Group 3: Self Assessment

(r) While self assessment may be morally uplifting for individuals, it is less so for groups; there is no substitute for an outside view.

Group 4: Historical Ratings

(s) The usefulness of a historical rating system depends on the objective in producing the ratings; infrastructural advantages are probably good predictors of present performance, but inherently unfair to those without them (the “added value” debate in schools ratings). They thus tend to reinforce current inequalities. It is a matter of policy whether the objective is to build on strength or to produce new candidates for future greatness.

Group 5: Cross-cutting Themes

(t) What should an assessment of the research base be used for? Not to construct ‘league tables’: such tables are constantly in danger of being misused, if taken out of context;

(u) Frequency of assessment? As rarely as possible: digging up plants to examine their roots does not promote growth;

(v) What is excellence?

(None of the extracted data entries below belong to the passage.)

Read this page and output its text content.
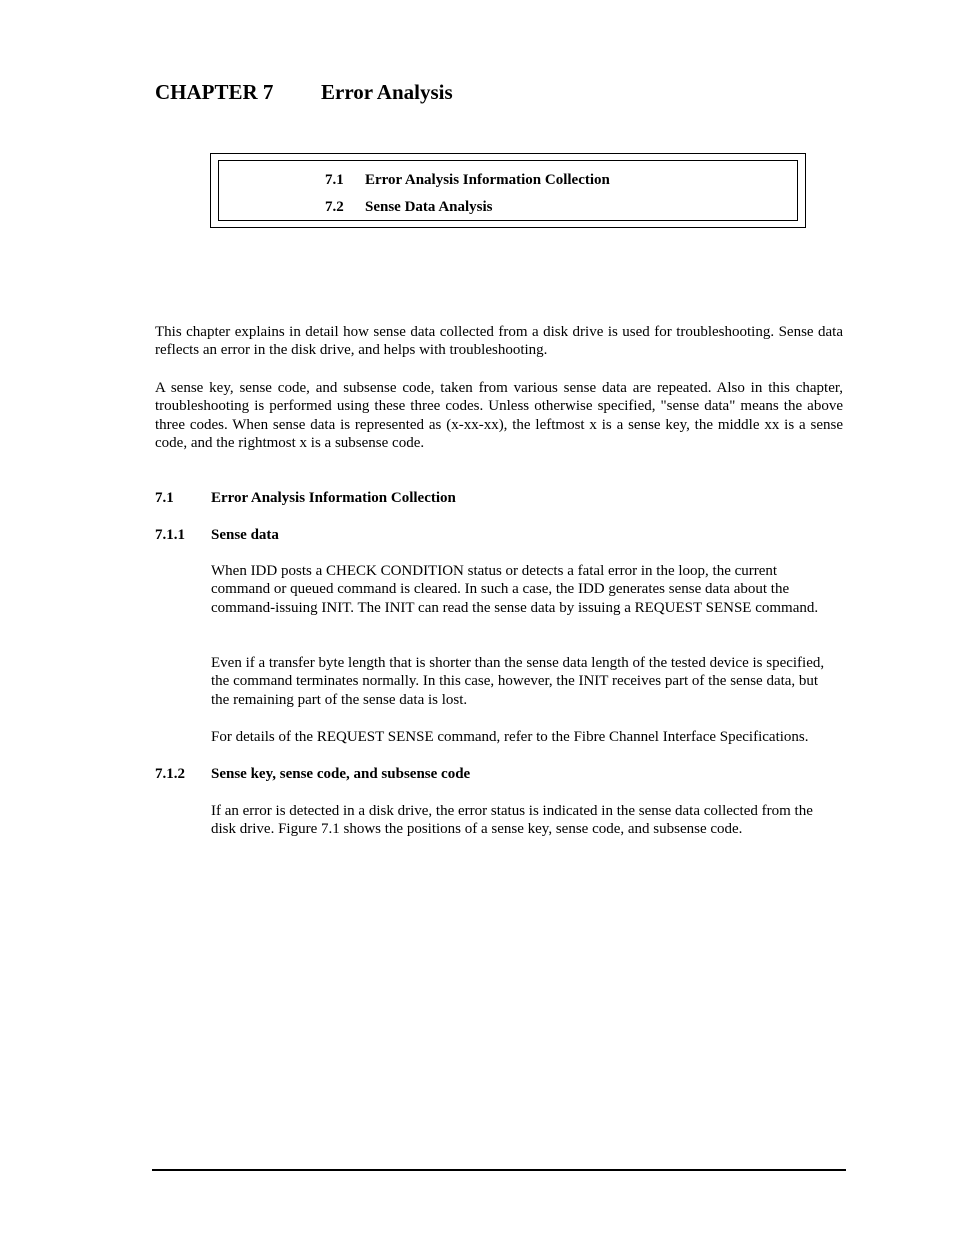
CHAPTER 7 Error Analysis
7.1 Error Analysis Information Collection
7.2 Sense Data Analysis

This chapter explains in detail how sense data collected from a disk drive is used for troubleshooting. Sense data reflects an error in the disk drive, and helps with troubleshooting.

A sense key, sense code, and subsense code, taken from various sense data are repeated. Also in this chapter, troubleshooting is performed using these three codes. Unless otherwise specified, "sense data" means the above three codes. When sense data is represented as (x-xx-xx), the leftmost x is a sense key, the middle xx is a sense code, and the rightmost x is a subsense code.

7.1 Error Analysis Information Collection
7.1.1 Sense data

When IDD posts a CHECK CONDITION status or detects a fatal error in the loop, the current command or queued command is cleared. In such a case, the IDD generates sense data about the command-issuing INIT. The INIT can read the sense data by issuing a REQUEST SENSE command.

Even if a transfer byte length that is shorter than the sense data length of the tested device is specified, the command terminates normally. In this case, however, the INIT receives part of the sense data, but the remaining part of the sense data is lost.

For details of the REQUEST SENSE command, refer to the Fibre Channel Interface Specifications.

7.1.2 Sense key, sense code, and subsense code

If an error is detected in a disk drive, the error status is indicated in the sense data collected from the disk drive. Figure 7.1 shows the positions of a sense key, sense code, and subsense code.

Probably only something which is recognised long after a work is published; and almost certainly not something done specifically with a “research assessment exercise” in mind, since in many areas this simply produces a spate of over-inflated and under-prepared publications. But peer-review comes as close as possible to identifying the current value of work done. (Creativity and applicability are two criteria for recognising good work; independent research dimensions need to be assessed separately).

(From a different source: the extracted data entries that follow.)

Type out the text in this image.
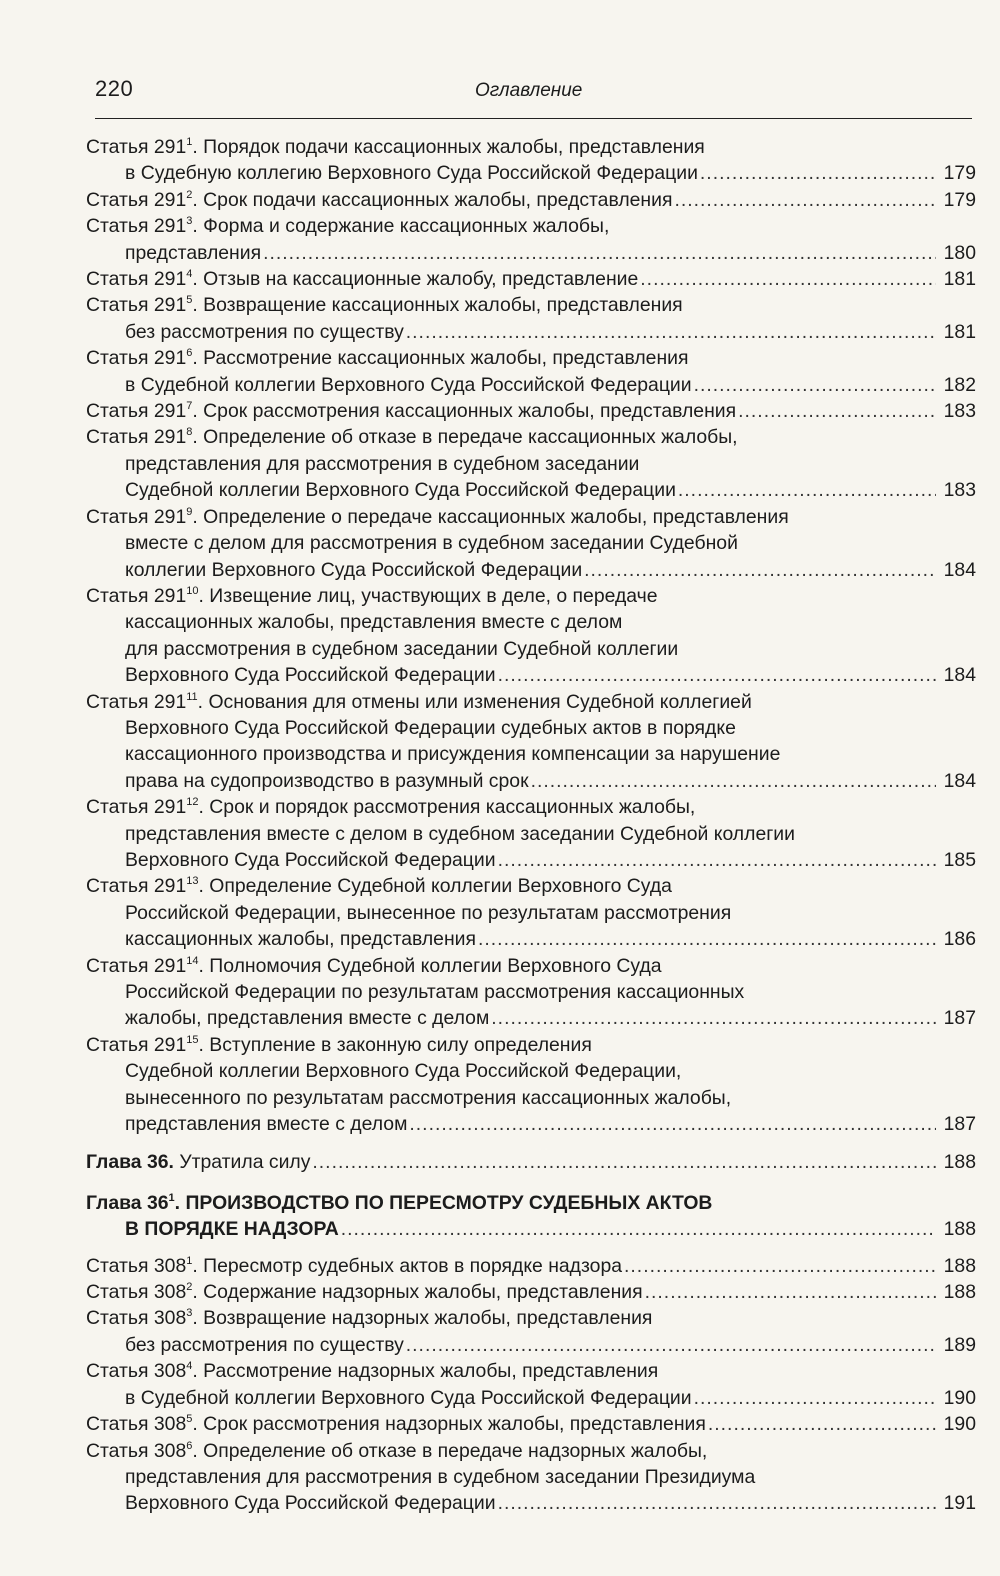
220	Оглавление
Статья $291^1$. Порядок подачи кассационных жалобы, представления
в Судебную коллегию Верховного Суда Российской Федерации .....	179
Статья $291^2$. Срок подачи кассационных жалобы, представления .....	179
Статья $291^3$. Форма и содержание кассационных жалобы,
представления .....	180
Статья $291^4$. Отзыв на кассационные жалобу, представление .....	181
Статья $291^5$. Возвращение кассационных жалобы, представления
без рассмотрения по существу .....	181
Статья $291^6$. Рассмотрение кассационных жалобы, представления
в Судебной коллегии Верховного Суда Российской Федерации .....	182
Статья $291^7$. Срок рассмотрения кассационных жалобы, представления .....	183
Статья $291^8$. Определение об отказе в передаче кассационных жалобы,
представления для рассмотрения в судебном заседании
Судебной коллегии Верховного Суда Российской Федерации .....	183
Статья $291^9$. Определение о передаче кассационных жалобы, представления
вместе с делом для рассмотрения в судебном заседании Судебной
коллегии Верховного Суда Российской Федерации .....	184
Статья $291^{10}$. Извещение лиц, участвующих в деле, о передаче
кассационных жалобы, представления вместе с делом
для рассмотрения в судебном заседании Судебной коллегии
Верховного Суда Российской Федерации .....	184
Статья $291^{11}$. Основания для отмены или изменения Судебной коллегией
Верховного Суда Российской Федерации судебных актов в порядке
кассационного производства и присуждения компенсации за нарушение
права на судопроизводство в разумный срок .....	184
Статья $291^{12}$. Срок и порядок рассмотрения кассационных жалобы,
представления вместе с делом в судебном заседании Судебной коллегии
Верховного Суда Российской Федерации .....	185
Статья $291^{13}$. Определение Судебной коллегии Верховного Суда
Российской Федерации, вынесенное по результатам рассмотрения
кассационных жалобы, представления .....	186
Статья $291^{14}$. Полномочия Судебной коллегии Верховного Суда
Российской Федерации по результатам рассмотрения кассационных
жалобы, представления вместе с делом .....	187
Статья $291^{15}$. Вступление в законную силу определения
Судебной коллегии Верховного Суда Российской Федерации,
вынесенного по результатам рассмотрения кассационных жалобы,
представления вместе с делом .....	187
Глава 36. Утратила силу .....	188
Глава $36^1$. ПРОИЗВОДСТВО ПО ПЕРЕСМОТРУ СУДЕБНЫХ АКТОВ
В ПОРЯДКЕ НАДЗОРА .....	188
Статья $308^1$. Пересмотр судебных актов в порядке надзора .....	188
Статья $308^2$. Содержание надзорных жалобы, представления .....	188
Статья $308^3$. Возвращение надзорных жалобы, представления
без рассмотрения по существу .....	189
Статья $308^4$. Рассмотрение надзорных жалобы, представления
в Судебной коллегии Верховного Суда Российской Федерации .....	190
Статья $308^5$. Срок рассмотрения надзорных жалобы, представления .....	190
Статья $308^6$. Определение об отказе в передаче надзорных жалобы,
представления для рассмотрения в судебном заседании Президиума
Верховного Суда Российской Федерации .....	191
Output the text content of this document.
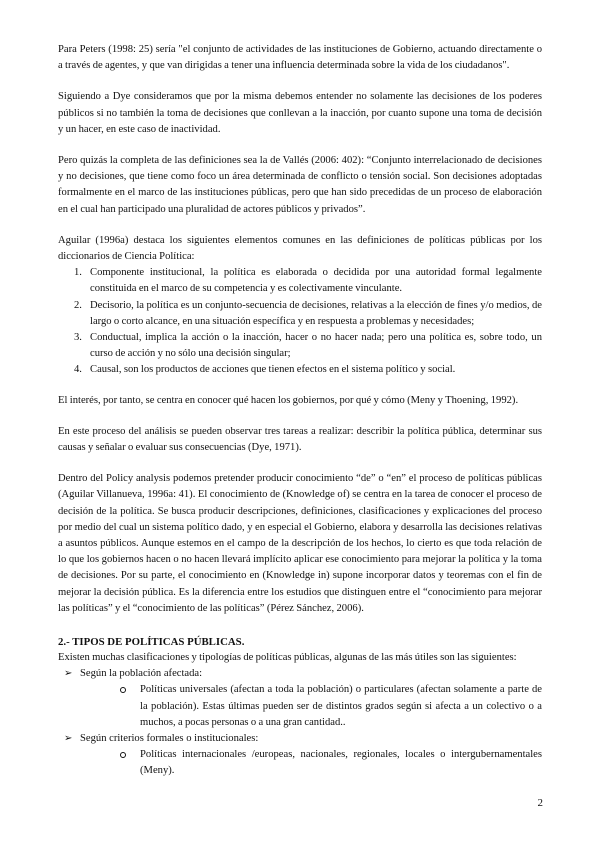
Para Peters (1998: 25) sería "el conjunto de actividades de las instituciones de Gobierno, actuando directamente o a través de agentes, y que van dirigidas a tener una influencia determinada sobre la vida de los ciudadanos".

Siguiendo a Dye consideramos que por la misma debemos entender no solamente las decisiones de los poderes públicos si no también la toma de decisiones que conllevan a la inacción, por cuanto supone una toma de decisión y un hacer, en este caso de inactividad.

Pero quizás la completa de las definiciones sea la de Vallés (2006: 402): “Conjunto interrelacionado de decisiones y no decisiones, que tiene como foco un área determinada de conflicto o tensión social. Son decisiones adoptadas formalmente en el marco de las instituciones públicas, pero que han sido precedidas de un proceso de elaboración en el cual han participado una pluralidad de actores públicos y privados”.

Aguilar (1996a) destaca los siguientes elementos comunes en las definiciones de políticas públicas por los diccionarios de Ciencia Política:

1. Componente institucional, la política es elaborada o decidida por una autoridad formal legalmente constituida en el marco de su competencia y es colectivamente vinculante.
2. Decisorio, la política es un conjunto-secuencia de decisiones, relativas a la elección de fines y/o medios, de largo o corto alcance, en una situación específica y en respuesta a problemas y necesidades;
3. Conductual, implica la acción o la inacción, hacer o no hacer nada; pero una política es, sobre todo, un curso de acción y no sólo una decisión singular;
4. Causal, son los productos de acciones que tienen efectos en el sistema político y social.

El interés, por tanto, se centra en conocer qué hacen los gobiernos, por qué y cómo (Meny y Thoening, 1992).

En este proceso del análisis se pueden observar tres tareas a realizar: describir la política pública, determinar sus causas y señalar o evaluar sus consecuencias (Dye, 1971).

Dentro del Policy analysis podemos pretender producir conocimiento “de” o “en” el proceso de políticas públicas (Aguilar Villanueva, 1996a: 41). El conocimiento de (Knowledge of) se centra en la tarea de conocer el proceso de decisión de la política. Se busca producir descripciones, definiciones, clasificaciones y explicaciones del proceso por medio del cual un sistema político dado, y en especial el Gobierno, elabora y desarrolla las decisiones relativas a asuntos públicos. Aunque estemos en el campo de la descripción de los hechos, lo cierto es que toda relación de lo que los gobiernos hacen o no hacen llevará implícito aplicar ese conocimiento para mejorar la política y la toma de decisiones. Por su parte, el conocimiento en (Knowledge in) supone incorporar datos y teoremas con el fin de mejorar la decisión pública. Es la diferencia entre los estudios que distinguen entre el “conocimiento para mejorar las políticas” y el “conocimiento de las políticas” (Pérez Sánchez, 2006).

2.- TIPOS DE POLÍTICAS PÚBLICAS.

Existen muchas clasificaciones y tipologías de políticas públicas, algunas de las más útiles son las siguientes:

➢ Según la población afectada:
Políticas universales (afectan a toda la población) o particulares (afectan solamente a parte de la población). Estas últimas pueden ser de distintos grados según si afecta a un colectivo o a muchos, a pocas personas o a una gran cantidad..
➢ Según criterios formales o institucionales:
Políticas internacionales /europeas, nacionales, regionales, locales o intergubernamentales (Meny).
2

(w) Should assessment determine the proportion of the available funding directed to each subject? Probably not. Comparisons between panels are invidious and will embed existing inconsistency. Quality against an international standard and strategic judgment seem more calculated to promote excellence than metrics based on external funding, which simply reinforces the already successful;

(x) Should all institutions be assessed in the same way? There is no point in comparing institutions which are self-evidently different. Many of the present problems stem from attempting to do so following the abolition of the binary line;

(y) Should each subject be assessed in the same way? Practitioners are best placed to judge the most sensitive means of assessment: subject communities should have as much autonomy as possible;

(z) How much discretion should institutions have in assembling submissions? They should retain considerable discretion. Individual institutional control allows provision for difference; the one size fits all approach has obvious disadvantages in doing this;

(z1)How can the exercise best support quality of treatment for all groups of staff? It should recognise that these quinquennial exercises most visibly disadvantage the original thinker or the project which matures over a longer term than that of the frequency of the exercise;

(z2)What are the most important features of an assessment process? That it should be simple, flexible, not burdensome; and not simply number driven.

Additional issues

These were identified in the division’s analysis of the last RAE, some of which have a bearing on the design of a possible successor scheme, including

(aa) the apparent desire of the assessors to see even non laboratory subjects (e.g. Anthropology, Geography) based on strategic research groups and not simply collaboration;

(bb) the need for clarity and consistency over which staff are to be submitted and which excluded; this would avoid much ‘jockeying’ for position through manipulation of returns;

(cc) the weight given to major written outputs – such as monographs – in comparison to research papers.